To avoid these issues in advance of a DNS change: it is possible to set a “Time To Live” on DNS records. The TTL is like an expiration date for the record. When the TTL expires, servers should request a new copy of the DNS record and update their own information. In our experience, you can’t rely on setting a low TTL. Many ISP’s do not respect this setting, meaning users have to put up with stale DNS records. Setting a lower TTL in advance of any DNS changes often makes no difference at all.

To resolve these issues after a DNS change: if you need to ‘force through” DNS propagation we can provide help to flush the DNS cache on your infrastructure or switch you to a different DNS provider.
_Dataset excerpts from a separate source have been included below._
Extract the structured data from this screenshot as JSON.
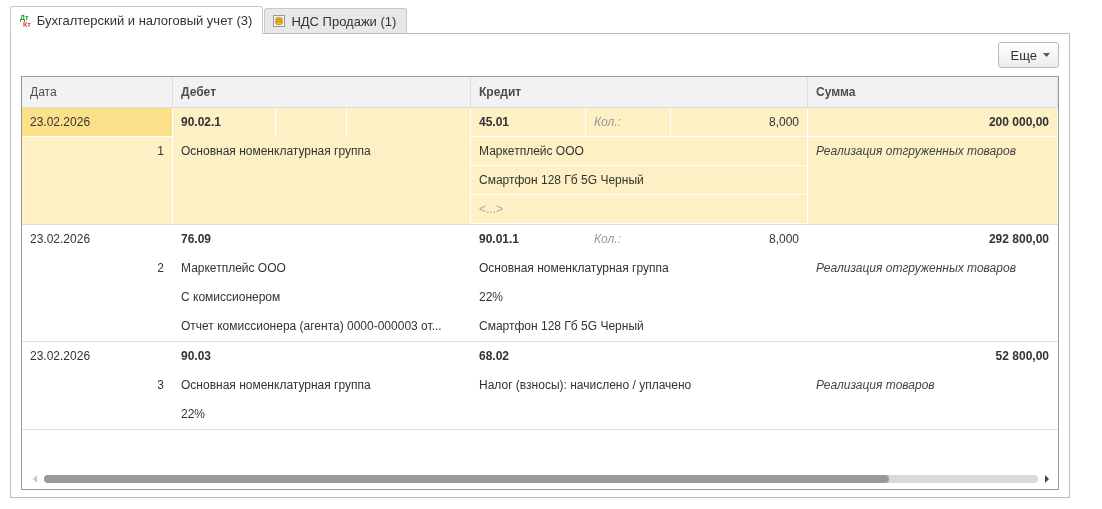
{
  "tabs": [
    {
      "label": "Бухгалтерский и налоговый учет (3)",
      "kind": "dtkt",
      "icon_top": "Дт",
      "icon_bottom": "Кт",
      "selected": true
    },
    {
      "label": "НДС Продажи (1)",
      "kind": "coins",
      "selected": false
    }
  ],
  "more_button": {
    "label": "Еще"
  },
  "table": {
    "columns": [
      "Дата",
      "Дебет",
      "Кредит",
      "Сумма"
    ],
    "rows": [
      {
        "selected": true,
        "date": "23.02.2026",
        "number": "1",
        "debit": {
          "account": "90.02.1",
          "lines": [
            {
              "kind": "text",
              "text": "Основная номенклатурная группа"
            }
          ]
        },
        "credit": {
          "account": "45.01",
          "qty_label": "Кол.:",
          "qty": "8,000",
          "lines": [
            {
              "kind": "text",
              "text": "Маркетплейс ООО"
            },
            {
              "kind": "text",
              "text": "Смартфон 128 Гб 5G Черный"
            },
            {
              "kind": "empty",
              "text": "<...>"
            }
          ]
        },
        "amount": "200 000,00",
        "content": "Реализация отгруженных товаров"
      },
      {
        "selected": false,
        "date": "23.02.2026",
        "number": "2",
        "debit": {
          "account": "76.09",
          "lines": [
            {
              "kind": "text",
              "text": "Маркетплейс ООО"
            },
            {
              "kind": "text",
              "text": "С комиссионером"
            },
            {
              "kind": "text",
              "text": "Отчет комиссионера (агента) 0000-000003 от..."
            }
          ]
        },
        "credit": {
          "account": "90.01.1",
          "qty_label": "Кол.:",
          "qty": "8,000",
          "lines": [
            {
              "kind": "text",
              "text": "Основная номенклатурная группа"
            },
            {
              "kind": "text",
              "text": "22%"
            },
            {
              "kind": "text",
              "text": "Смартфон 128 Гб 5G Черный"
            }
          ]
        },
        "amount": "292 800,00",
        "content": "Реализация отгруженных товаров"
      },
      {
        "selected": false,
        "date": "23.02.2026",
        "number": "3",
        "debit": {
          "account": "90.03",
          "lines": [
            {
              "kind": "text",
              "text": "Основная номенклатурная группа"
            },
            {
              "kind": "text",
              "text": "22%"
            }
          ]
        },
        "credit": {
          "account": "68.02",
          "lines": [
            {
              "kind": "text",
              "text": "Налог (взносы): начислено / уплачено"
            }
          ]
        },
        "amount": "52 800,00",
        "content": "Реализация товаров"
      }
    ]
  }
}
Generally speaking (unless the problem is mission critical) it might be best to sit tight – full DNS propagation typically takes no more than 24 hours. In situations where other people have problem there is often nothing we can do.

Testing for DNS Propagation:

If you want to check what IP address your own computer has in its DNS record for a web site you are struggling to visit, open up a command prompt or terminal window and “ping” the web site in question. In the example below the ping itnorwich.uk command shows us  (as far as our own computer is concerned) that our web site is hosted on a server with an IP address of 149.255.58.43

To check what the global situation looks like you can cross check this against other servers across the world using a tool like https://dnschecker.org/ Using the same example we can see that the rest of the world also thinks that itnorwich.uk web site is hosted on a server with the IP address of 149.255.58.43.  In this situation, DNS propagation is complete. The same tool can be used to check “MX records” which dictate where your email is delivered to.